Ibnu Jarir mengatakan, telah menceritakan kepada kami Ibnu Waki', telah mencerita-kan kepada kami Zaid ibnul Habbab, dan telah menceritakan kepada kami Ibnu Humaid, telah menceritakan kepada kami Mahran; keduanya meriwayatkan hadis ini, tetapi lafaznya dari Ibnu Waki', dari Musa ibnu Ubaidah, telah menceritakan kepadaku Muhammad ibnu Tahla, dari Abu Saiamah, dari Aisyah Radhiyallahu Anhu yang menceritakan bahwa aku pernah mempersiapkan tikar hamparan untuk tempat salat Rasulullah Shallallahu'alaihi Wasallam di malam hari. Orang-orang (para sahabat) mengintipnya dan mereka berkerumun mendengarkannya. Maka Nabi Shallallahu'alaihi Wasallam Keluar seperti orang yang sedang marah, padahal beliau sayang kepada mereka. Beliau merasa khawatir bila qiyamul lail difardukan atas mereka, maka beliau bersabda:

«أَيُّهَا النَّاسُ اكْلَفُوا مِنَ الْأَعْمَالِ مَا تُطِيقُونَ فَإِنَّ اللَّهَ لَا يَمَلُّ مِنَ الثَّوَابِ حَتَّى تَمَلُّوا مِنَ الْعَمَلِ وَخَيْرُ الْأَعْمَالِ مَا دِيمَ عَلَيْهِ»

Hai manusia, kerjakanlah dari amal-amal ibadah yang sesuai dengan kamampuan kalian. Karena sesungguhnya Allah tidak pernah merasa bosan dalam memberi pahala, hingga kalian sendirilah yang bosan dalam beramal. Dan sebaik-baik amal ialah yang paling tetap pengamalannya.
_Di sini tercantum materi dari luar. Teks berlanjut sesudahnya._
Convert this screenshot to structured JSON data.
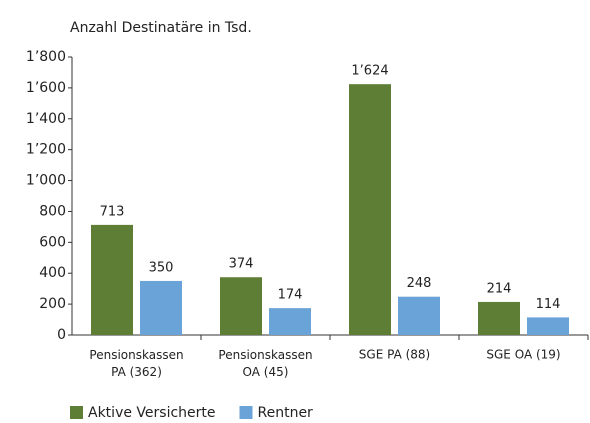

Dan turunlah firman Allah Subhanahu wa Ta'ala:

{يَا أَيُّهَا الْمُزَّمِّلُ قُمِ اللَّيْلَ إِلا قَلِيلا نِصْفَهُ أَوِ انْقُصْ مِنْهُ قَلِيلا أَوْ زِدْ عَلَيْهِ}

Hai orang yang berselimut (Muhammad), bangunlah (untuk salat) di malam hari, kecuali sedikit (darinya), (yaitu) seperduanya atau kurangilah dari seperdua itu sedikit, atau lebih dari seperdua itu. (Al-Muzzammil: 1-4)

Hingga tersebutlah ada seseorang yang terpaksa mengikat dirinya dengan tambang, lalu bergantung padanya (agar tetap dalam keadaan bangun). Mereka jalani masa itu selama delapan bulan, maka Allah melihat keinginan mereka dalam meraih rida-Nya. Akhirnya Allah mengasihani mereka dan mengembalikan mereka kepada salat fardu saja serta tidak lagi mewajibkan qiyamul lail.

Ibnu Abu Hatim meriwayatkannya melalui jalur Musa ibnu Ubaidah Ar-Rabzi, tetapi dia orangnya daif. Hadis ini di dalam kitab sahih tidak menyebutkan adanya penurunan surat Al-Muzzammil. Konteks hadis ini memberikan pengertian bahwa surat ini seakan-akan diturunkan di Madinah, padahal kenyataannya tidaklah demikian. Sesungguhnya surat ini tiada lain adalah surat Makkiyyah. Dan teks hadis yang menyebutkan bahwa jarak antara turunnya permulaan surat ini dan akhirnya memakan waktu delapan bulan. Ini berpredikat garib (aneh), karena sesungguhnya menurut apa yang tertera di dalam hadis riwayat Imam Ahmad sebelum ini telah disebutkan jarak tenggangnya adalah satu tahun.

Ibnu Abu Hatim mengatakan, telah menceritakan kepada kami Abu Sa'id Al-Asyaj, telah menceritakan kepada kami Abu Usamah, dari Mis'ar, dari Sammak Al-Hanafi, bahwa ia pernah mendengar Ibnu Abbas mengatakan bahwa pada permulaan turunnya awal surat Al-Muzzammil, para sahabat melakukan qiyamul lail yang lamanya sama dengan qiyamul lail mereka dalam bulan Ramadan. Dan jarak tenggang waktu antara awal surat Al-Muzzammil sampai dengan ayat terakhirnya memakan waktu kurang lebih satu tahun. Hal yang sama telah diriwayatkan oleh Ibnu Jarir, dari Abu Kuraib, dari Abu Usamah dengan sanad yang sama.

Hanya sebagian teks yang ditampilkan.